There are three rates, each available at different times of the month. Each is set to recover the total monthly costs of the global adjustment. Depending on when in the month you are billed, your LDC may use any one of the three rates. The 1st estimate is posted by the first business day of the billing month, the 2nd estimate is posted by the final business day of the billing month and the actual global adjustment is posted on the tenth business day after month end.
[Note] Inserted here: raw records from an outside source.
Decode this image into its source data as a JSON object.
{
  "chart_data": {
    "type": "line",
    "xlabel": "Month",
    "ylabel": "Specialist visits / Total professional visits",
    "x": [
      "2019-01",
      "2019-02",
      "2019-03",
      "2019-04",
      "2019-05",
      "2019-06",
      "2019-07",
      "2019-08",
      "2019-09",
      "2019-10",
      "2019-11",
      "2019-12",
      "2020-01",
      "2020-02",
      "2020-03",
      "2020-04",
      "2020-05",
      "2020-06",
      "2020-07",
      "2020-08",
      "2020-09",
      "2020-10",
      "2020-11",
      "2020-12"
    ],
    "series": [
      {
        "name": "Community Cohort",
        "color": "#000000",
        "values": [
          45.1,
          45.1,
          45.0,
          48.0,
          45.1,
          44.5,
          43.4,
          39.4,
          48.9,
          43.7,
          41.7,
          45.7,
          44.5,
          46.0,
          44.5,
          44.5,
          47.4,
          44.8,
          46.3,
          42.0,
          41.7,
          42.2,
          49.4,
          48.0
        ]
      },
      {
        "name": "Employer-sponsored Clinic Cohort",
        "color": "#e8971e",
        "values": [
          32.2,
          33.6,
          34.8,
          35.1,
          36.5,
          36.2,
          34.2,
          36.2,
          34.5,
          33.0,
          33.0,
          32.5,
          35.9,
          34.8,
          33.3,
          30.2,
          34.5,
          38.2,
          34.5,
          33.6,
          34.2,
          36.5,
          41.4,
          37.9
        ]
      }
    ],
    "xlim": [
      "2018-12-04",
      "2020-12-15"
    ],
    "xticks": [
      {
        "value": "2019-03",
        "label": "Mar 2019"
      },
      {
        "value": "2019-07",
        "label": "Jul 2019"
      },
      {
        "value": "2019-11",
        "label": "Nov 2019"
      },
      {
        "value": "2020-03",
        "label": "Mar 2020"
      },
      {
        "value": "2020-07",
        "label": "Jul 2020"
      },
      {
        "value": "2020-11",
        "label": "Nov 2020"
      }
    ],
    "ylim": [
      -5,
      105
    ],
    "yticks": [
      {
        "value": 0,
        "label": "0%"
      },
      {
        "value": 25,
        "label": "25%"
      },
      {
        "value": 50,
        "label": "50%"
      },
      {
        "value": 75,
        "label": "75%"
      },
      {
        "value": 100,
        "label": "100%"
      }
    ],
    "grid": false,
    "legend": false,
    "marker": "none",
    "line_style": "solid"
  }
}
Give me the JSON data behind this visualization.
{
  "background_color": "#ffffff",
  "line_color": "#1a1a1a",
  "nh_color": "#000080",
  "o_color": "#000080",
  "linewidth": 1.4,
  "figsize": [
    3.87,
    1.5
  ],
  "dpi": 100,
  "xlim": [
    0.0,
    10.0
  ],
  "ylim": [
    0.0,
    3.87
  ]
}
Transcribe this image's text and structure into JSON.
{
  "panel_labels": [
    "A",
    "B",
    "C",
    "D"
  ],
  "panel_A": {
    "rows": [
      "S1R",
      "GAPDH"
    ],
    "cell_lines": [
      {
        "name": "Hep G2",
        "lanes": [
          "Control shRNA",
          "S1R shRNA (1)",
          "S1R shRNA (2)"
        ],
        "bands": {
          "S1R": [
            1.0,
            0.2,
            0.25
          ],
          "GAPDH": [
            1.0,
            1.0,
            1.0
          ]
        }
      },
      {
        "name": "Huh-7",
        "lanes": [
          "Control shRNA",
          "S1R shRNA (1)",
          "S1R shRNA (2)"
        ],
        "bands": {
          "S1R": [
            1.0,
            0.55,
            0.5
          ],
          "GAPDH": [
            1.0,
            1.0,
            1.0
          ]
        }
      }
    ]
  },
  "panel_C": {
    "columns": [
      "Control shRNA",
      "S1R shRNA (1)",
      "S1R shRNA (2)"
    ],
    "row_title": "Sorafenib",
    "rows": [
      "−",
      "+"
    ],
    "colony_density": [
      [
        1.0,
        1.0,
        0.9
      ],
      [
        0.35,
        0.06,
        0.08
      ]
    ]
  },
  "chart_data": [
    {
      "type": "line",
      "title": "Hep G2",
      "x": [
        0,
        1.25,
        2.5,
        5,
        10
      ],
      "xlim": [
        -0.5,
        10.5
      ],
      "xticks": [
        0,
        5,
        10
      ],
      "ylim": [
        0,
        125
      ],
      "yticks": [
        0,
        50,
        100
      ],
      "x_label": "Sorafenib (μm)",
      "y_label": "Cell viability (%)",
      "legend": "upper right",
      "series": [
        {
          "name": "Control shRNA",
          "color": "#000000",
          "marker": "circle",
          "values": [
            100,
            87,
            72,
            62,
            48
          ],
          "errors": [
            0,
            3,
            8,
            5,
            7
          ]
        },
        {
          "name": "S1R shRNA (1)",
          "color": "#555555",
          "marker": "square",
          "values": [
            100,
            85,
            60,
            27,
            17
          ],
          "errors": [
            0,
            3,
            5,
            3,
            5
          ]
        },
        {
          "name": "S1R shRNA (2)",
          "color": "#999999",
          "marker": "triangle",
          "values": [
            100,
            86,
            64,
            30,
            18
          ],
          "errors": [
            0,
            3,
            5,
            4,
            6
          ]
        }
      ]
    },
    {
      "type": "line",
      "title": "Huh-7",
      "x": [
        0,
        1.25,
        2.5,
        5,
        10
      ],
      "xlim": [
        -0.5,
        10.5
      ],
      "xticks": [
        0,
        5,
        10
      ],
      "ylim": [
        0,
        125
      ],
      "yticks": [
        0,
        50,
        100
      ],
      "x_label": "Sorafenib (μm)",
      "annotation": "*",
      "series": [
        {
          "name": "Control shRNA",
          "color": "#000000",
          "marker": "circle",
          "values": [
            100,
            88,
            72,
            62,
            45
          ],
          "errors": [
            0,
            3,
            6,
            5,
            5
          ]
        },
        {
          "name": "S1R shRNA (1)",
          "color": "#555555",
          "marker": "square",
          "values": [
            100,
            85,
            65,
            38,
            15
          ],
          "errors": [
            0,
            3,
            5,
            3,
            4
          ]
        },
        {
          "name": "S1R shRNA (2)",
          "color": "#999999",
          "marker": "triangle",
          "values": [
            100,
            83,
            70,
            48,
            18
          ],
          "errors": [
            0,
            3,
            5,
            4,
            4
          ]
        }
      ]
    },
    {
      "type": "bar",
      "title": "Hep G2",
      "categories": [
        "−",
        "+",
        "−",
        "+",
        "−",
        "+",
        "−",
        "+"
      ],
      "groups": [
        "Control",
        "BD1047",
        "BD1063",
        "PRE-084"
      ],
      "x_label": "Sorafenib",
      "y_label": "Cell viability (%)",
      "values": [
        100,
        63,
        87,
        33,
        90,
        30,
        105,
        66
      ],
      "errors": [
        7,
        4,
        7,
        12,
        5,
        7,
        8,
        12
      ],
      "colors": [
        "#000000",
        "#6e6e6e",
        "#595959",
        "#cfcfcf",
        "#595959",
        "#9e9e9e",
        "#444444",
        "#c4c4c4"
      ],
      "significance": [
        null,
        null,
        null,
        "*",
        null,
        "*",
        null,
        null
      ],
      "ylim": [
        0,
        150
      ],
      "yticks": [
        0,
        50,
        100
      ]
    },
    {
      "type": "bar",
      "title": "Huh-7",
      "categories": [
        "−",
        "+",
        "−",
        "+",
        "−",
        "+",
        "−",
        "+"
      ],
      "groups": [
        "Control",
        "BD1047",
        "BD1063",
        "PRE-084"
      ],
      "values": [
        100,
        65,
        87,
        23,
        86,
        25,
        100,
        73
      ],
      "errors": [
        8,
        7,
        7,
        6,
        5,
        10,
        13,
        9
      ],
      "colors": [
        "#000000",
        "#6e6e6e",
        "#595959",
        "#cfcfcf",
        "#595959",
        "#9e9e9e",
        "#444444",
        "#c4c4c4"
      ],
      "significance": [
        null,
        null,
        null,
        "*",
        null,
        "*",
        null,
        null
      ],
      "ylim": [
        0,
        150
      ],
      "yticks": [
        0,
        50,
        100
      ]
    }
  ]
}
Monthly estimated rate information for 2011 and 2012 is available here.
I interpret this as telling me that the November global adjusment charges, paid by similar customers, can be:

  • $62.28 for the initial portion of the month (for any billing period that doesn't match a calendar month)
  • $84.89 for the November section of a billing period ending in December prior to the tenth business day (or for a billing period that does match the calendar month)
  • $78.55 for the latter portion of November for billing periods after the 10th business day of December
The global adjustment rate for December is currently set (1st estimate) at $76.07/MWh.
I see absolutely zero possibility that the "actual" rate will end that high.

This seems like a lottery system for collecting electricity payments.

Table from IESO website
As with all costs contained within the mysterious bubble that is the global adjustment, there's no transparency on how costs are reconciled.   True-ups surely occur, and there's some evidence that is done by moving costs between months with the 1st and 2nd estimates:

  • in June the 2nd estimate was $15/MWh more than the first, so ...
  • in July the 1st estimate was set high, and the 2nd estimate was $28/MWh lower, so ...
  • in August the 1st estimate was set low, and the 2nd estimate was ~$29/MWh higher, so ...
  • in September the 1st estimate was set high, and the 2nd estimate was ~$24/MWh lower

It appears that because of the billing cycles the "true-up" is in the 1st estimate of the next month.

Currently, a customer who escaped November's record rates by getting the benefit of the $62.28 rate for most of the month will be looking at a December Global Adjustment rate of $78.55 - even though that's not a sane estimate for what would actually be reflective of costs incurred in December.

The Global Adjustment mechanism is the subject of a stakeholder initiative at the IESO.

The first question in reviewing changes to any mechanism might be "evolution or revolution?"



[1] The IESO reports on supply from generators on the IESO grid; most, over 10MW capacity, show on the "Generators and Output Capability Report", and the total, including the small generators omitted from that report,are included in the figure the IESO reports as "Ontario Demand" - because the IESO does not report actual demand, but the total of all generation on it's grid.  On the pictured spreadsheet, the difference between "Ontario demand" and the sum of generation on the Generators report is indicated as "self-scheduling"
One challenge is the generation contracted but embedded with generators and not on the IESO's grid.  That generation currently includes all solar generation in the province (and I've estimated 10% more wind capacity than reported by the IESO).  There's likely a number of older generators in that category too.  
Regardless, we don't have a good grasp of either what supply actually is, or what demand actually is. 

[2]  The estimates included here build on the foundation of the work I do reporting "supply costs" which appears on this page (and I update twice a month).  New to the analysis on this page is reducing the consumption/denominator by 3.2% (as a line loss adjustment).  
YTD, my estimates are $482 million shy of the IESO's actuals; of that I believe $225 million is charging for the costs involved with relocating the Oakville Generating Station away from Oakville.
The remaining variance works out to 3.6% - while I can't explain it (or there'd be no variance!), it seems to me likely due to embedded generation.  
Without the Ontario Power Authority providing details on their payments to embedded generators, it's not possible to get particularly accurate either on the cost of supply components, or the actual metered demand to distribute those costs across.